A group of porters working for France’s most prestigious auction house were sentenced to prison for a string of art thefts on Tuesday (6 September).
In May 2009, a judicial inquiry was launched into the crime ring operated by members of the l’Union des commissionnaires de l’Hôtel des Ventes (UCHV), the former art handlers’ union of the Hôtel Drouot in Paris.
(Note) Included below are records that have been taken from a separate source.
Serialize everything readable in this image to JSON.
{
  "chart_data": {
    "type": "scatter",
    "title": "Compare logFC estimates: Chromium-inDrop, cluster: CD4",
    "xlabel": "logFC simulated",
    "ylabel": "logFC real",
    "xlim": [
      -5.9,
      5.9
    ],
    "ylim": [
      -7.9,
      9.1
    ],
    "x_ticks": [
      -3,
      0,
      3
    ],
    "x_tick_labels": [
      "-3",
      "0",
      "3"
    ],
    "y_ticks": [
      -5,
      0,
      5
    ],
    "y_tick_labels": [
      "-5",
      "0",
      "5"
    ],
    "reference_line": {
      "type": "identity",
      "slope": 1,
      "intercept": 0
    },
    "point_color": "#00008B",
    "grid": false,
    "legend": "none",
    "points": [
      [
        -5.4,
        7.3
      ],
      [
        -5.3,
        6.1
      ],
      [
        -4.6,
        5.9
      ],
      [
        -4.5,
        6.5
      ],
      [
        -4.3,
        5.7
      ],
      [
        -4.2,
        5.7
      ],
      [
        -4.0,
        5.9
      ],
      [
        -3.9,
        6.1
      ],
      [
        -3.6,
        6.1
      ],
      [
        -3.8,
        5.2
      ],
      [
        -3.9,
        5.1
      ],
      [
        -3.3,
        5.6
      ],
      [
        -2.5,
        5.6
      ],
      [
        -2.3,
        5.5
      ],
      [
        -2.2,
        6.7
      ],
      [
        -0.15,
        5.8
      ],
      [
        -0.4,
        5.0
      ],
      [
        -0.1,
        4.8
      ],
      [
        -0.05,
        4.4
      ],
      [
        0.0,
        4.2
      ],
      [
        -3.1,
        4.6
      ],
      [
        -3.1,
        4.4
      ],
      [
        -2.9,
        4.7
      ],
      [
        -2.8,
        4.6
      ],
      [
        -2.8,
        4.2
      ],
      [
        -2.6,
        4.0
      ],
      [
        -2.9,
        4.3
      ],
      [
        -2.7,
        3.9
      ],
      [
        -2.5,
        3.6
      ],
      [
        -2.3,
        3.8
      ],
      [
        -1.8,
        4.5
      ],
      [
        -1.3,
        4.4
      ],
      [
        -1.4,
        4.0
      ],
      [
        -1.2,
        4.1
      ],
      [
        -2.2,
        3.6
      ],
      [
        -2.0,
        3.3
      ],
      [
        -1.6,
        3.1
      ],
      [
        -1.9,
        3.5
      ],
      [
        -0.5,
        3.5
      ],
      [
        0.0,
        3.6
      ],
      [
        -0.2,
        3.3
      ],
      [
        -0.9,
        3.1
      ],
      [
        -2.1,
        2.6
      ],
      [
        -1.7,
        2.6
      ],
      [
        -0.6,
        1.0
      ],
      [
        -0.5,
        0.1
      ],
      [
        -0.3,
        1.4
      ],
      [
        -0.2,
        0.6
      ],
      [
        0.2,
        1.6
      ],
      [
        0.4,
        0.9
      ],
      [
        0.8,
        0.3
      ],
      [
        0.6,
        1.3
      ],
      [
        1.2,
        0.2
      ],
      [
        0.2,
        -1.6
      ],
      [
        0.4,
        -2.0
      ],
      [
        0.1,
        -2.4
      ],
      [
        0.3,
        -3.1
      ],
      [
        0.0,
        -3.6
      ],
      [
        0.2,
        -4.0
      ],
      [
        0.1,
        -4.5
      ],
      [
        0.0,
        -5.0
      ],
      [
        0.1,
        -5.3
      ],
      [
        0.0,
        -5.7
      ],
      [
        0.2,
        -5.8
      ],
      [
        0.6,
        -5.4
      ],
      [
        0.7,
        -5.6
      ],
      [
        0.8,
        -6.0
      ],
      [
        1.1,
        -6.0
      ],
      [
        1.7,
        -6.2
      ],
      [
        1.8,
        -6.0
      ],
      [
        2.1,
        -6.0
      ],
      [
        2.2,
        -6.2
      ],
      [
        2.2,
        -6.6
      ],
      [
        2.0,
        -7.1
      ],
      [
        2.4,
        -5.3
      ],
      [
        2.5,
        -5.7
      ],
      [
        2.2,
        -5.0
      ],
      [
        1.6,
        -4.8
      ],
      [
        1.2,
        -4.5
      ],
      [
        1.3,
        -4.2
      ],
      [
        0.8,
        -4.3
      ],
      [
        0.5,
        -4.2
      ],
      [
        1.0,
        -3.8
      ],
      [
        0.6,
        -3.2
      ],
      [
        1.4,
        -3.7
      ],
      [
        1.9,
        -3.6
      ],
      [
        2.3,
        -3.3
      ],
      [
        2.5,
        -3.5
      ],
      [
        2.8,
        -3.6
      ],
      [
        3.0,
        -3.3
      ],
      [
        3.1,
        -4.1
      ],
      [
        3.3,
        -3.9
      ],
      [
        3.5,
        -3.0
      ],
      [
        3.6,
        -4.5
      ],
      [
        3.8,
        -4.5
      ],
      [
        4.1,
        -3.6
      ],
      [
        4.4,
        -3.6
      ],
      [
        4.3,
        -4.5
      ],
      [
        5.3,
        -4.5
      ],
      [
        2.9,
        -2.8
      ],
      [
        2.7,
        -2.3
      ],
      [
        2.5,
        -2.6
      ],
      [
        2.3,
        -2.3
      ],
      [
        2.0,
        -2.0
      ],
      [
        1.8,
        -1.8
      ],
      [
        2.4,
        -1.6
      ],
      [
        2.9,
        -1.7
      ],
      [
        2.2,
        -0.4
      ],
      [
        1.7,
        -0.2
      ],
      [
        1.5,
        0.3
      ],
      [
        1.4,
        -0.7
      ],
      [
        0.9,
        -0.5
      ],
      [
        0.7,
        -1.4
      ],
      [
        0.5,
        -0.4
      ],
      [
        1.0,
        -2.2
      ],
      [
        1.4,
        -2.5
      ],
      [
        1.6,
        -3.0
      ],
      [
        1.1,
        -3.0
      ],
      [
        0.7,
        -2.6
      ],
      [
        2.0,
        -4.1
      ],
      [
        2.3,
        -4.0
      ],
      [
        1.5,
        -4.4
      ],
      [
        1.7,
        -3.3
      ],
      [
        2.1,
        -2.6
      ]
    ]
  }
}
This followed an anonymous tip-off that a member of the union was in possession of a missing oil painting by 19th century French artist Gustave Courbet called ‘Seascape with Orange Sky’. In the subsequent police search operation, thousands of valuable artworks and artefacts were uncovered including Ming dynasty Chinese ceramics, paintings by Chagall and Matisse, sculptures and even rare costumes belonging to French mime artist Marcel Marceau.
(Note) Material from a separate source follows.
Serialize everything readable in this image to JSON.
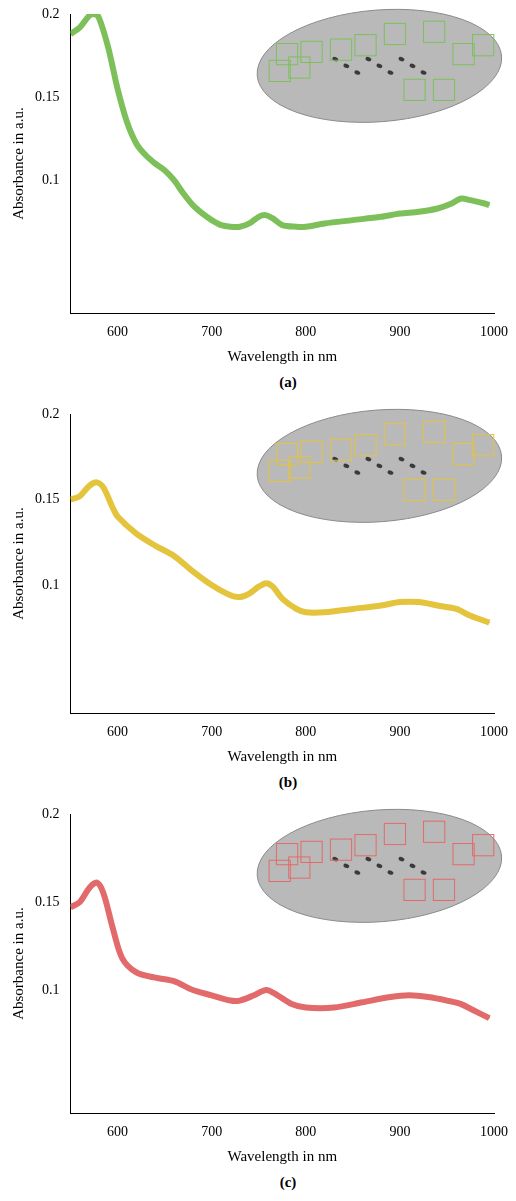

49 people were put on trial in March this year charged with organised theft, conspiracy to commit a crime and handling stolen goods. These included members of the UCHV as well as six Hôtel Drouot commissaires-priseurs (auctioneers). The court heard how the UCHV porters, also known as the ‘cols rouges’ after their red-collared uniforms, operated as a kind of secret criminal cooperative for several years stealing works during valuations of the estates of deceased collectors, en route to the Hôtel Drouot or from the storage sites where pieces were held while awaiting auction. This was considered a perk of the job and an act of “salvaging” or only “stealing from the dead”. According to Le Monde, one of the ‘cols rouges’ told police: “I cannot give you a single name of a commissioner who didn’t at one time or another steal in the exercise of his job … in fact, at the UCHV, theft was an institution. Everyone had a bite”.
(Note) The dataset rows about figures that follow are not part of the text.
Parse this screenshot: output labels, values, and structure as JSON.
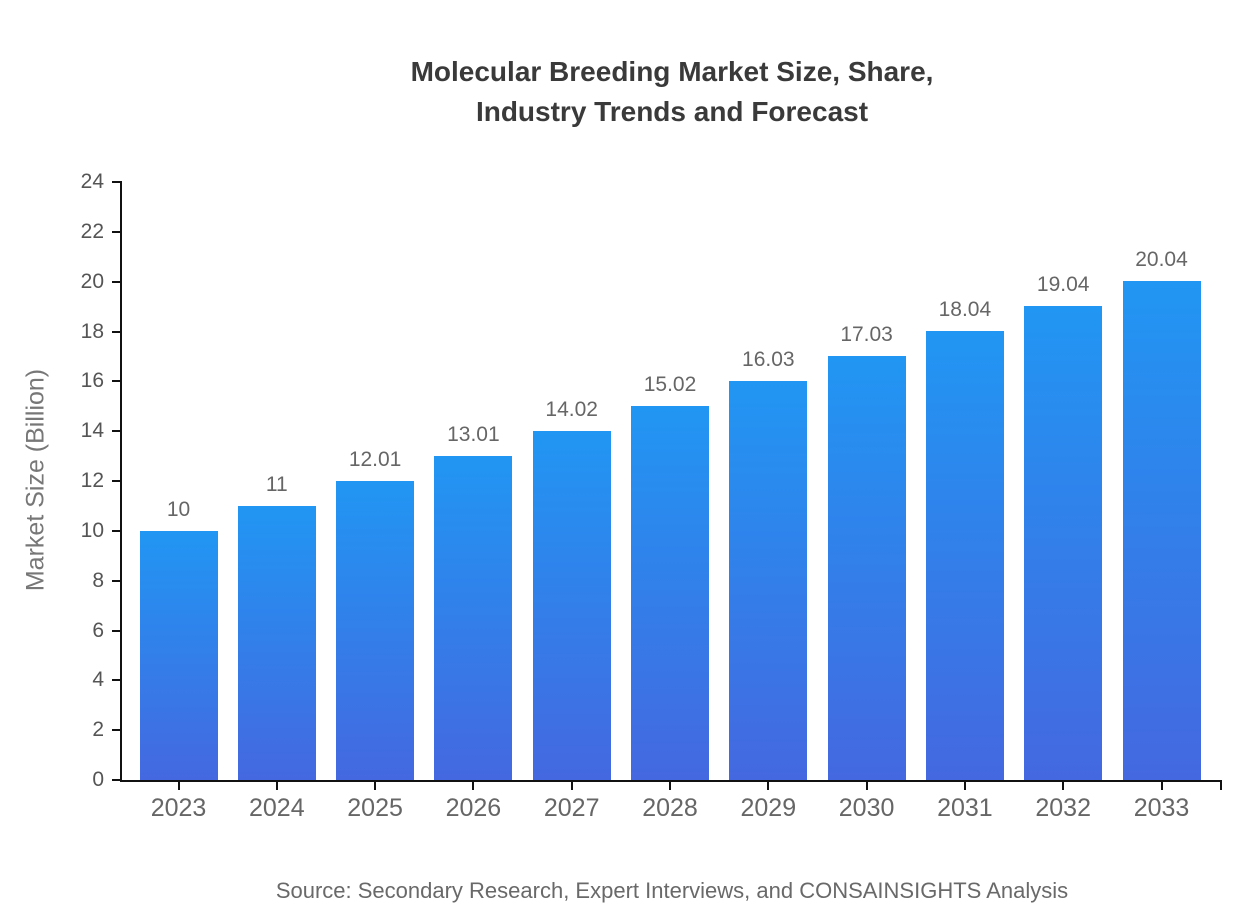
{
  "chart_data": {
    "type": "bar",
    "title": "Molecular Breeding Market Size, Share, Industry Trends and Forecast",
    "title_lines": [
      "Molecular Breeding Market Size, Share,",
      "Industry Trends and Forecast"
    ],
    "categories": [
      "2023",
      "2024",
      "2025",
      "2026",
      "2027",
      "2028",
      "2029",
      "2030",
      "2031",
      "2032",
      "2033"
    ],
    "values": [
      10,
      11,
      12.01,
      13.01,
      14.02,
      15.02,
      16.03,
      17.03,
      18.04,
      19.04,
      20.04
    ],
    "value_labels": [
      "10",
      "11",
      "12.01",
      "13.01",
      "14.02",
      "15.02",
      "16.03",
      "17.03",
      "18.04",
      "19.04",
      "20.04"
    ],
    "xlabel": "",
    "ylabel": "Market Size (Billion)",
    "ylim": [
      0,
      24
    ],
    "ytick_step": 2,
    "grid": false,
    "legend_position": "none",
    "bar_gradient_top": "#2196f3",
    "bar_gradient_bottom": "#4468e0",
    "axis_color": "#111111"
  },
  "footer": {
    "source": "Source: Secondary Research, Expert Interviews, and CONSAINSIGHTS Analysis"
  }
}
After three weeks of testimony the Paris Criminal Court convicted 38 of the 49 defendants on trial. Those found guilty were sentenced to up to three years’ imprisonment and fined up to €60,000 (£50,400). Three auctioneers were given 18-month suspended sentences and fined €25,000 (£21,000) and the UCHV was dissolved and fined €220,000 (£185,000). Hôtel Drouot denied any knowledge of the practice and supported the convictions.